KUNINGAN – Sebuah rumah di Dusun Puhun RT 18 RW 04, Desa Mekarwangi, Kecamatan Lebakwangi, Kabupaten Kuningan, terbakar pada Minggu (20/9/2026) dini hari. Kebakaran menghanguskan sebagian besar bangunan beserta sejumlah perabot rumah tangga, dengan total kerugian ditaksir mencapai Rp82,6 juta.

Kebakaran diketahui sekitar pukul 04.00 WIB. Saat itu, seorang warga bernama Samsudin (36), buruh harian lepas, mendengar suara berisik dari sekitar rumahnya. Ketika keluar untuk memeriksa, ia melihat rumah tetangganya milik, Raswa bin Natasualna (70), sudah terbakar hebat.

“Saya mendengar suara berisik, kemudian keluar rumah. Ternyata rumah sudah terbakar. Saya langsung meminta bantuan warga lainnya,” ujar Samsudin.

Dalam situasi tersebut, Samsudin bersama warga berupaya melakukan pertolongan. Ia bahkan sempat masuk ke dalam rumah untuk menyelamatkan korban sebelum api semakin membesar.

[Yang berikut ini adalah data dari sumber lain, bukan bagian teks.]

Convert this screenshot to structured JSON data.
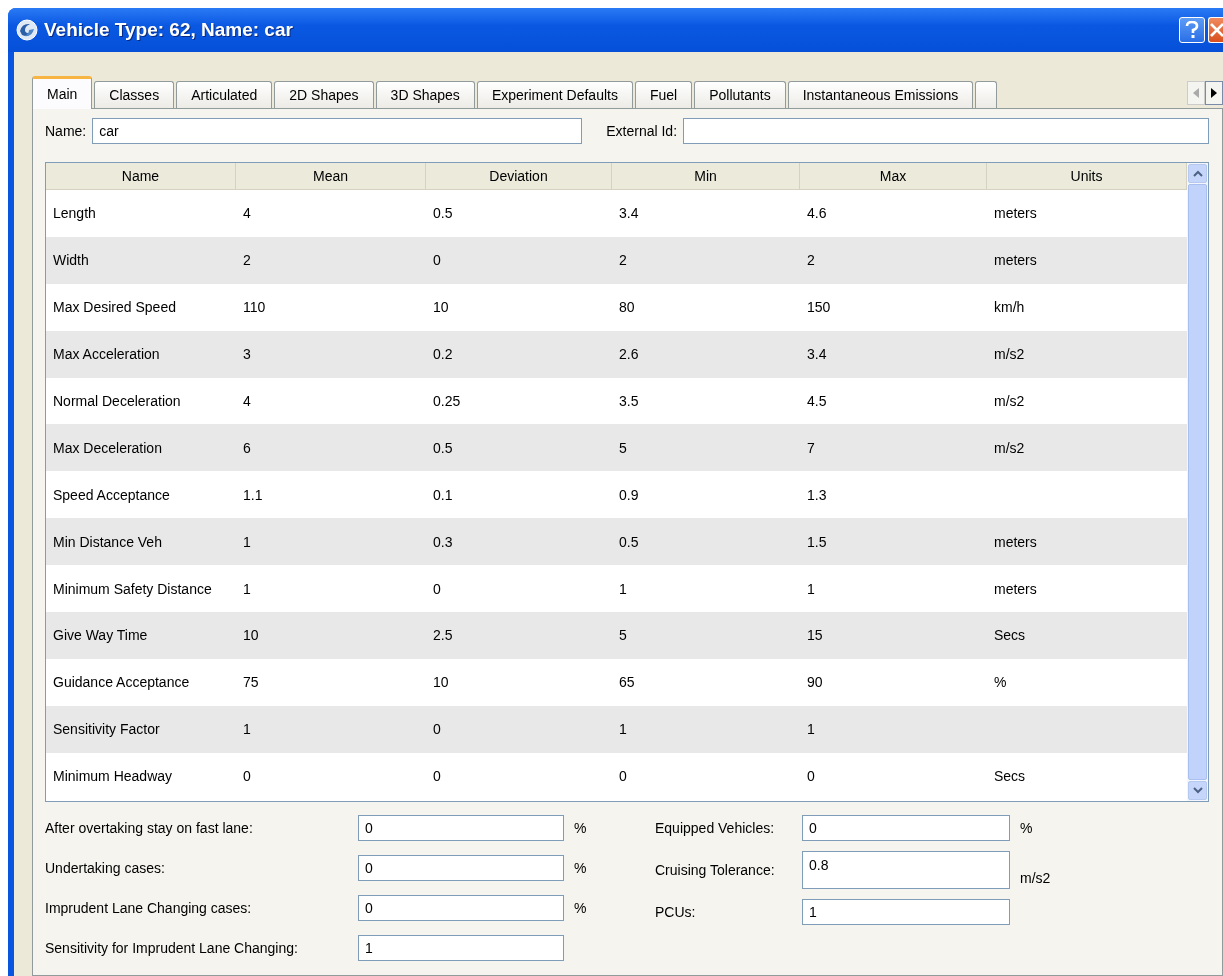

Laporan kemudian diteruskan kepada petugas pemadam kebakaran. Pelapor, Ai Sunandar, menghubungi Call Center UPT Pemadam Kebakaran Satpol PP Kabupaten Kuningan sekitar pukul 04.22 WIB.

Petugas berangkat dari markas pada pukul 04.33 WIB dan tiba di lokasi sekitar pukul 04.55 WIB. Sebanyak 10 personel bersama Kepala Damkar dan dua unit kendaraan pemadam (KR4) langsung melakukan upaya pemadaman dan pendinginan.

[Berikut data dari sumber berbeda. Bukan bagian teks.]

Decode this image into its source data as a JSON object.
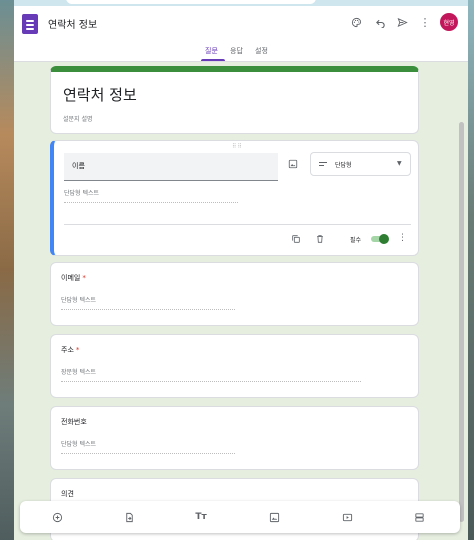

Proses penanganan berlangsung sekitar satu jam dan selesai pada pukul 05.55 WIB. Petugas Damkar dibantu anggota Polsek Lebakwangi, petugas PLN, aparat desa, serta masyarakat setempat.

Berdasarkan hasil pengumpulan bahan keterangan di lokasi, api diduga pertama kali muncul dari bagian atas kamar depan dan kemudian merembet ke ruangan lainnya. Dugaan sementara, kebakaran dipicu korsleting listrik pada satu unit radio lama yang sudah tidak digunakan, namun masih dalam kondisi tersambung ke aliran listrik.

Kepala UPT Damkar Satpol PP Kabupaten Kuningan, Andri Arga Kusuma, mengingatkan masyarakat agar tidak menganggap sepele perangkat listrik yang sudah tidak digunakan.

“Peralatan elektronik yang sudah tidak digunakan sebaiknya dicabut dari sumber listrik. Masyarakat juga perlu rutin memeriksa instalasi listrik dan menghindari penggunaan colokan yang menumpuk, karena hal-hal sederhana seperti ini dapat menjadi potensi terjadinya kebakaran,” kata Andri.

Ia juga mengimbau masyarakat untuk meningkatkan kewaspadaan terhadap berbagai sumber potensi kebakaran, termasuk kompor atau gas, tungku, instalasi listrik, maupun aktivitas pembakaran sampah.

“Kalau terjadi kebakaran, jangan menunggu api membesar. Segera minta bantuan warga sekitar dan laporkan kepada petugas pemadam kebakaran agar penanganan bisa dilakukan secepat mungkin,” ujarnya.

Tidak ada korban jiwa dalam kejadian tersebut. Namun, bangunan rumah berukuran sekitar 6 x 9 meter beserta sejumlah barang di dalamnya mengalami kerusakan. Kerugian sementara meliputi bangunan sekitar Rp64,8 juta, dua lemari kayu jati Rp3 juta, satu kursi sudut Rp2 juta, tiga ranjang Rp4 juta, kulkas Rp2 juta, televisi Rp2,5 juta, radio Rp300 ribu, bufet Rp3 juta, serta peralatan rumah tangga sekitar Rp1 juta.

“Total kerugian ditaksir mencapai Rp82,6 juta,” katanya.

Andri mengingatkan agar masyarakat melakukan langkah pencegahan, seperti memastikan regulator dan selang gas dalam kondisi baik, tidak menumpuk penggunaan colokan listrik, menggunakan kabel standar dan perangkat listrik ber-SNI, serta menyediakan sarana proteksi kebakaran sederhana di lingkungan permukiman.